4) Hypothèse paranormale du livre hanté. Chez Lovecraft, un livre, le Nécronomicon, rend fous ses lecteurs. M.Houellebecq a écrit sur Lovecraft, des choses d’ailleurs défendables. N’aurait-il pas découvert, dans d’obscurs grimoires, le moyen de produire un livre du même genre, capable de transformer les plus respectables chroniqueurs en critiques-garous, aux poils monstreux : poujadisme, anti-intellectualisme, reniement des anciennes amours et des anciens engagements ? Chez Poujade, « le poisson pourrit par la tête ». Chez P.Lançon, « les intellectuels s’agitent pour croire qu’ils existent ». La formule magique d’une telle métamorphose tient alors peut-être à ce que Les Particules élementaires  se présentent comme un « roman d’idées ». Dans un roman d’idées, la présence des idées est supposée compenser l’indigence du roman ; mais le statut de roman, à son tour, absout l’infamie des idées en les soustrayant au régime de l’évaluation rationnelle. Le critique est ainsi piégé à son corps consentant, « à l’insu de son plein gré » comme disent les Guignols de Canal +. Il doit parler du livre, parce que celui-ci s’élève, aussi bien, au-dessus des romans, et renvoie à l’Epoque ; mais il ne peut rien en dire : c’est un roman. Cette hypothèse paranormale est malheureusement grévée par la courageuse critique de M.Houellebecq des cultes satanistes ; ses dithyrambes ne sauraient donc y participer.

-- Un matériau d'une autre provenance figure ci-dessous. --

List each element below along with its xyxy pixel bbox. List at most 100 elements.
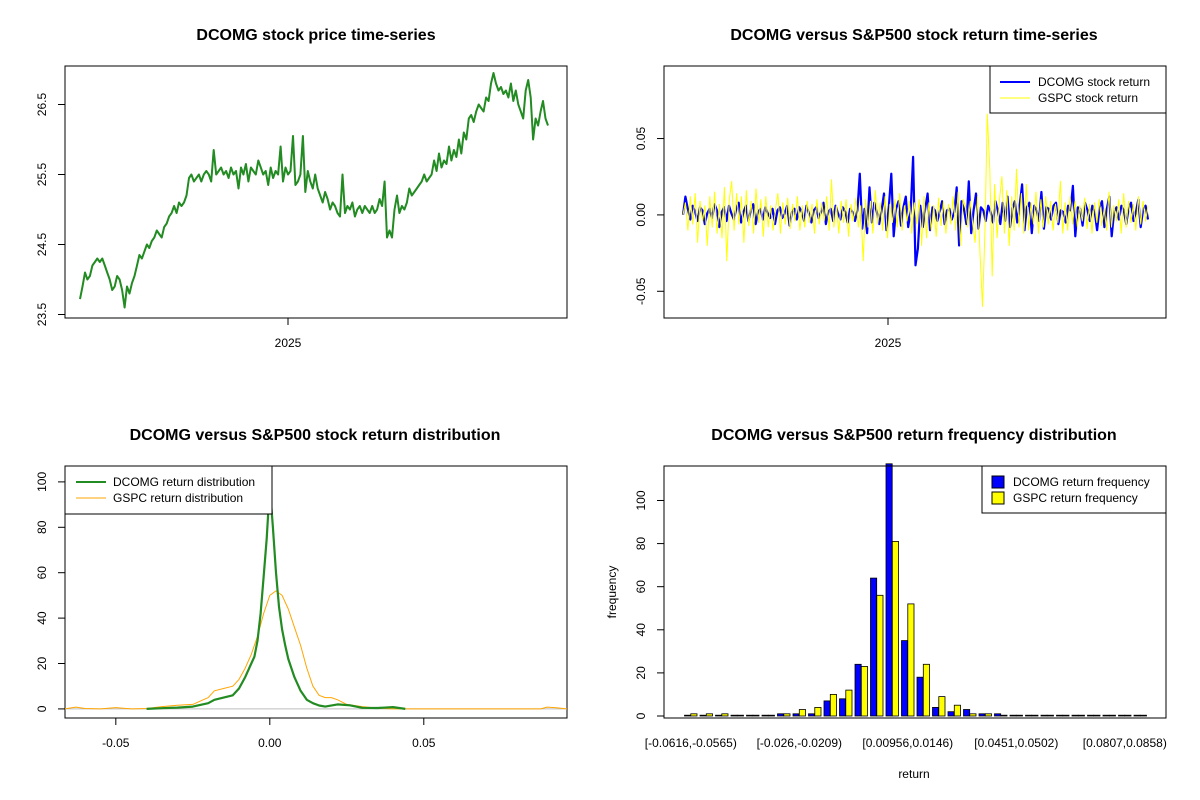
frequency-bars-group (684, 463, 1147, 717)
gspc-frequency-bar (907, 603, 915, 717)
density-x-axis: -0.05 0.00 0.05 (102, 717, 436, 750)
gspc-frequency-bar (953, 704, 961, 717)
gspc-frequency-bar (721, 713, 729, 717)
gspc-frequency-bar (705, 713, 713, 717)
dcomg-density-line (146, 485, 406, 710)
density-x-tick-label: -0.05 (102, 736, 130, 750)
frequency-legend-swatch-dcomg (991, 475, 1005, 489)
gspc-frequency-bar (798, 709, 806, 717)
dcomg-frequency-bar (947, 711, 955, 717)
gspc-frequency-bar (1015, 714, 1023, 717)
gspc-frequency-bar (783, 713, 791, 717)
price-y-tick-label: 26.5 (35, 92, 49, 116)
dcomg-return-line (681, 155, 1150, 267)
gspc-frequency-bar (876, 594, 884, 717)
gspc-frequency-bar (1108, 714, 1116, 717)
gspc-return-line (682, 113, 1149, 307)
frequency-y-tick-label: 100 (634, 490, 648, 510)
frequency-x-tick-label: [0.0807,0.0858) (1083, 736, 1167, 750)
panel-return-density: DCOMG versus S&P500 stock return distrib… (35, 427, 568, 750)
price-y-tick-label: 25.5 (35, 162, 49, 186)
frequency-legend-box (981, 465, 1167, 514)
frequency-plot-frame (663, 465, 1167, 719)
dcomg-frequency-bar (1071, 714, 1079, 717)
return-ts-chart-title: DCOMG versus S&P500 stock return time-se… (730, 27, 1097, 44)
return-ts-legend-box (989, 65, 1167, 114)
gspc-frequency-bar (938, 696, 946, 717)
gspc-frequency-bar (1093, 714, 1101, 717)
frequency-legend-label-dcomg: DCOMG return frequency (1013, 475, 1150, 489)
gspc-frequency-bar (1046, 714, 1054, 717)
gspc-frequency-bar (736, 714, 744, 717)
density-legend-label-gspc: GSPC return distribution (113, 491, 243, 505)
dcomg-frequency-bar (699, 714, 707, 717)
panel-price-timeseries: DCOMG stock price time-series 23.5 24.5 25… (35, 27, 568, 350)
price-series-group (79, 72, 549, 309)
frequency-y-tick-label: 80 (634, 537, 648, 551)
dcomg-frequency-bar (885, 463, 893, 717)
dcomg-frequency-bar (684, 714, 692, 717)
gspc-frequency-bar (752, 714, 760, 717)
return-ts-y-tick-label: -0.05 (634, 277, 648, 305)
dcomg-frequency-bar (1040, 714, 1048, 717)
density-y-tick-label: 20 (35, 657, 49, 671)
dcomg-frequency-bar (901, 640, 909, 717)
dcomg-frequency-bar (870, 577, 878, 717)
dcomg-frequency-bar (746, 714, 754, 717)
gspc-density-line (64, 590, 568, 710)
gspc-frequency-bar (891, 541, 899, 717)
frequency-y-tick-label: 40 (634, 623, 648, 637)
dcomg-frequency-bar (761, 714, 769, 717)
density-x-tick-label: 0.00 (258, 736, 282, 750)
gspc-frequency-bar (1077, 714, 1085, 717)
density-chart-title: DCOMG versus S&P500 stock return distrib… (130, 427, 501, 444)
return-ts-x-tick-label: 2025 (875, 336, 902, 350)
frequency-y-tick-label: 60 (634, 580, 648, 594)
gspc-frequency-bar (845, 689, 853, 717)
gspc-frequency-bar (922, 663, 930, 717)
dcomg-frequency-bar (932, 707, 940, 717)
density-legend-label-dcomg: DCOMG return distribution (113, 475, 255, 489)
price-y-axis: 23.5 24.5 25.5 26.5 (35, 92, 66, 326)
price-x-tick-label: 2025 (275, 336, 302, 350)
frequency-x-tick-label: [0.00956,0.0146) (862, 736, 953, 750)
gspc-frequency-bar (814, 707, 822, 717)
frequency-legend-label-gspc: GSPC return frequency (1013, 491, 1138, 505)
density-y-tick-label: 0 (35, 705, 49, 712)
gspc-frequency-bar (984, 713, 992, 717)
dcomg-frequency-bar (792, 713, 800, 717)
dcomg-frequency-bar (994, 713, 1002, 717)
dcomg-frequency-bar (1056, 714, 1064, 717)
return-ts-legend-label-dcomg: DCOMG stock return (1038, 75, 1150, 89)
price-chart-title: DCOMG stock price time-series (196, 27, 435, 44)
density-y-tick-label: 40 (35, 611, 49, 625)
dcomg-frequency-bar (730, 714, 738, 717)
frequency-chart-title: DCOMG versus S&P500 return frequency dis… (711, 427, 1116, 444)
frequency-legend-swatch-gspc (991, 491, 1005, 505)
return-ts-y-tick-label: 0.00 (634, 203, 648, 227)
dcomg-frequency-bar (978, 713, 986, 717)
gspc-frequency-bar (690, 713, 698, 717)
dcomg-frequency-bar (1009, 714, 1017, 717)
frequency-x-axis: [-0.0616,-0.0565) [-0.026,-0.0209) [0.0095… (645, 736, 1167, 750)
dcomg-frequency-bar (1025, 714, 1033, 717)
dcomg-frequency-bar (823, 700, 831, 717)
dcomg-frequency-bar (839, 698, 847, 717)
gspc-frequency-bar (969, 713, 977, 717)
density-x-tick-label: 0.05 (412, 736, 436, 750)
dcomg-frequency-bar (854, 663, 862, 717)
gspc-frequency-bar (767, 714, 775, 717)
dcomg-frequency-bar (963, 709, 971, 717)
gspc-frequency-bar (860, 666, 868, 717)
dcomg-frequency-bar (1102, 714, 1110, 717)
return-ts-y-tick-label: 0.05 (634, 127, 648, 151)
return-ts-legend-label-gspc: GSPC stock return (1038, 91, 1138, 105)
gspc-frequency-bar (1124, 714, 1132, 717)
density-series-group (64, 485, 568, 710)
gspc-frequency-bar (1062, 714, 1070, 717)
density-y-tick-label: 80 (35, 520, 49, 534)
density-y-tick-label: 60 (35, 566, 49, 580)
frequency-x-tick-label: [-0.0616,-0.0565) (645, 736, 737, 750)
gspc-frequency-bar (1000, 714, 1008, 717)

5) Hypothèse rugbystique de la perte des fondamentaux.  En rugby, on gagne d’abord un match en respectant les « fondamentaux » : 1) conquérir d’abord le ballon à l’avant et en touche, 2) fixer l’adversaire avant d’ouvrir, etc. En critique, on pouvait croire qu’il en allait de même. Les fondamentaux de la critique étaient alors : 1) On ne peut pas faire de son ressentiment (contre la télévision, la littérature commerciale, etc) son fonds de commerce. 2) On ne peut critiquer que ce qu’on aime, ou au nom de ce qu’on aime. 3) Il est nécessaire de savoir pour qui et pourquoi l’on critique : pour rassurer ceux qui travaillent, pour exiger d’eux un peu mieux que ce qu’ils font… 4) Critiquer doit permettre de distinguer, de discriminer (le bon du mauvais, le recevable de l’intolérable). L’affaire Houellebecq donnerait donc à penser que les critiques d’aujourd’hui ont perdu tous leurs fondamentaux, tels les malheureux rugbymen français lors de leur dernier match contre l’Afrique du Sud.